Vatican City: Pope Francis's hint that the Vatican could relax its ban on contraception in response to the Zika virus was hailed as a shift in Church thinking Friday - but not everyone was convinced it amounts to meaningful change.
"Pope Francis signals openness to birth control for Zika," read a headline on the Boston Globe's Vatican-watching website www.cruxnow.com that reflected much media coverage around the world.
"Francis says contraception can be used to slow Zika," trumpeted the New York Times while an online headline in Britain's The Guardian said: "Pope suggests contraception can be condoned in Zika crisis."
Commentators however cautioned against reading too much into Francis's off-the-cuff comments and a pro-choice lobby within the Church said they amounted to "little or no change".
Catholics for Choice also warned that Francis's simultaneous description of abortion as an "absolute evil" will result in women suffering from the virus dying in back-street terminations.
Jon O'Brien, president of the US-based group, said Francis's comments were "profoundly disappointing and wrong," for women going through "terrifying ordeals" because of Zika, a mosquito-born virus which has been linked to serious birth defects and has spread throughout Latin America.
O'Brien said: "It's a fact that when women who are desperate to end a pregnancy don't get access to safe and legal services, they can resort to unsafe abortions, whether by self-administering or going to an unqualified provider.
"When women find themselves in these desperate situations, they suffer and they die. Pope Francis should be well aware of that."
O'Brien argued that Francis's stance on reproductive rights was at odds with his concern for the world's poor.
"So often, Francis addresses issues of poverty, but he doesn't recognise that it is poor women who suffer and die from restrictions to their reproductive health. The rich can always circumvent any restriction."
While condemning abortion as akin to "what the mafia does, a crime, an absolute evil," Francis said during his flight back from a trip to Mexico that "avoiding a pregnancy is not an absolute evil."
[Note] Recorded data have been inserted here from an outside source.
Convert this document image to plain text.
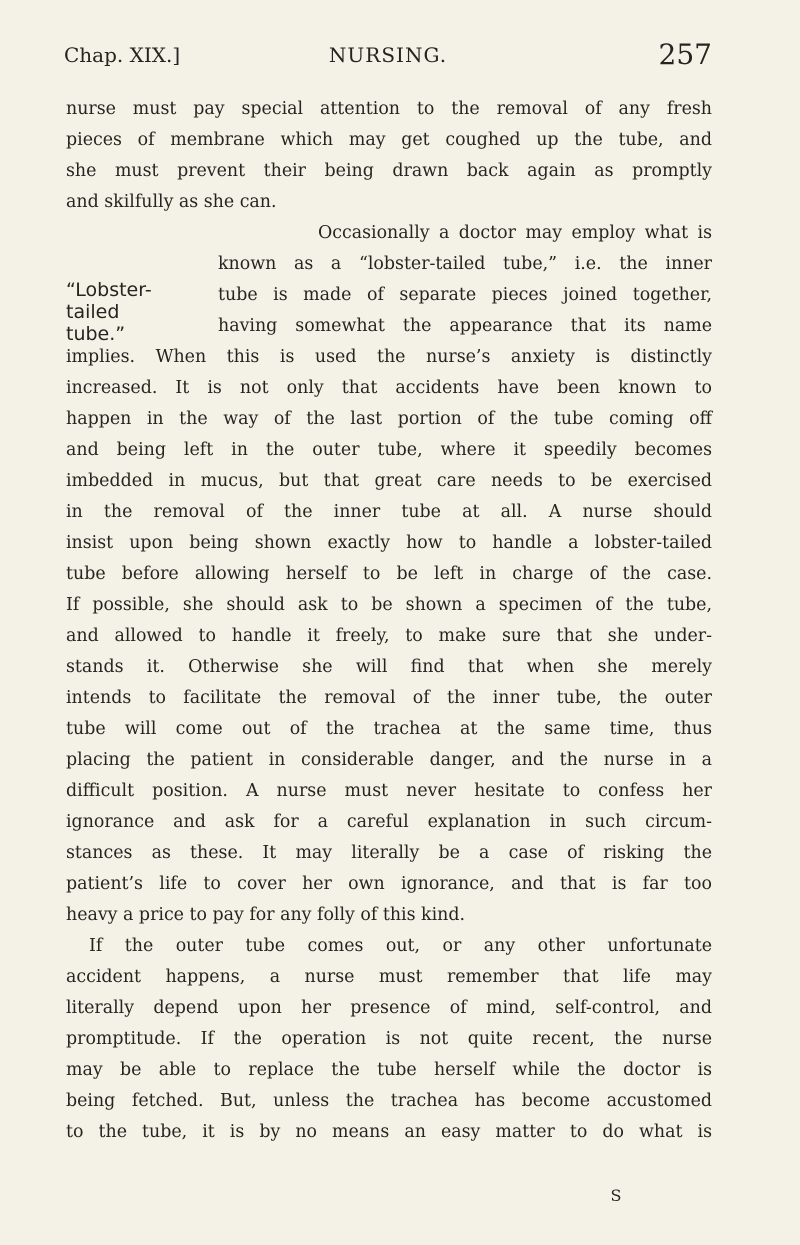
NURSING.
Chap. XIX.]	257
“Lobster-
tailed
tube.”
nurse must pay special attention to the removal of any fresh
pieces of membrane which may get coughed up the tube, and
she must prevent their being drawn back again as promptly
and skilfully as she can.
Occasionally a doctor may employ what is
known as a “lobster-tailed tube,” i.e. the inner
tube is made of separate pieces joined together,
having somewhat the appearance that its name
implies. When this is used the nurse’s anxiety is distinctly
increased. It is not only that accidents have been known to
happen in the way of the last portion of the tube coming off
and being left in the outer tube, where it speedily becomes
imbedded in mucus, but that great care needs to be exercised
in the removal of the inner tube at all. A nurse should
insist upon being shown exactly how to handle a lobster-tailed
tube before allowing herself to be left in charge of the case.
If possible, she should ask to be shown a specimen of the tube,
and allowed to handle it freely, to make sure that she under-
stands it. Otherwise she will find that when she merely
intends to facilitate the removal of the inner tube, the outer
tube will come out of the trachea at the same time, thus
placing the patient in considerable danger, and the nurse in a
difficult position. A nurse must never hesitate to confess her
ignorance and ask for a careful explanation in such circum-
stances as these. It may literally be a case of risking the
patient’s life to cover her own ignorance, and that is far too
heavy a price to pay for any folly of this kind.
If the outer tube comes out, or any other unfortunate
accident happens, a nurse must remember that life may
literally depend upon her presence of mind, self-control, and
promptitude. If the operation is not quite recent, the nurse
may be able to replace the tube herself while the doctor is
being fetched. But, unless the trachea has become accustomed
to the tube, it is by no means an easy matter to do what is
S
And by citing the example of one of his predecessors, Pope Paul VI, who authorised nuns at risk of being raped in Africa to use contraception, he appeared to open the door to tacit Church approval for its use to combat the spread of Zika.
O'Brien said the pope's comments were comparable to his immediate predecessor Benedict's mixed signals on the use of condoms to prevent HIV infection in Africa.
Benedict prompted furore in 2009 when he suggested distributing condoms could make Africa's AIDS crisis worse. But he later backtracked, accepting that they could be used to prevent infection in certain cases, notably by prostitutes.
Francis's comments on Thursday seemed to be at odds with what some of his own officials have been saying lately.
Bishops in Latin America have responded to the Zika crisis by reasserting Church opposition to abortion and artificial contraception, urging believers to either abstain from sex if there is a risk of infection or use natural family planning to avoid a risky pregnancy.
On Wednesday, the Vatican's ambassador to the United Nations attacked the UN human rights agency's call for a liberalisation of abortion laws in a region where it is largely outlawed or restricted to cases where a mother's life is in danger.
"A diagnosis of microcephaly (the defect most often linked to Zika), or the fear of such a diagnosis, should not warrant a death sentence," said the ambassador, Archbishop Bernadito Auza.
Despite its upbeat headline, Cruxnow cautioned that Francis had not explicitly said he favoured the use of contraception for Zika, while the National Catholic Reporter recalled Francis's tetchy reaction to being asked in November about the use of condoms to prevent HIV transmission.
Returning from a three-country African tour, Francis said that while condoms were "one of the ways" of preventing infection, sexual relations should always be open to procreation.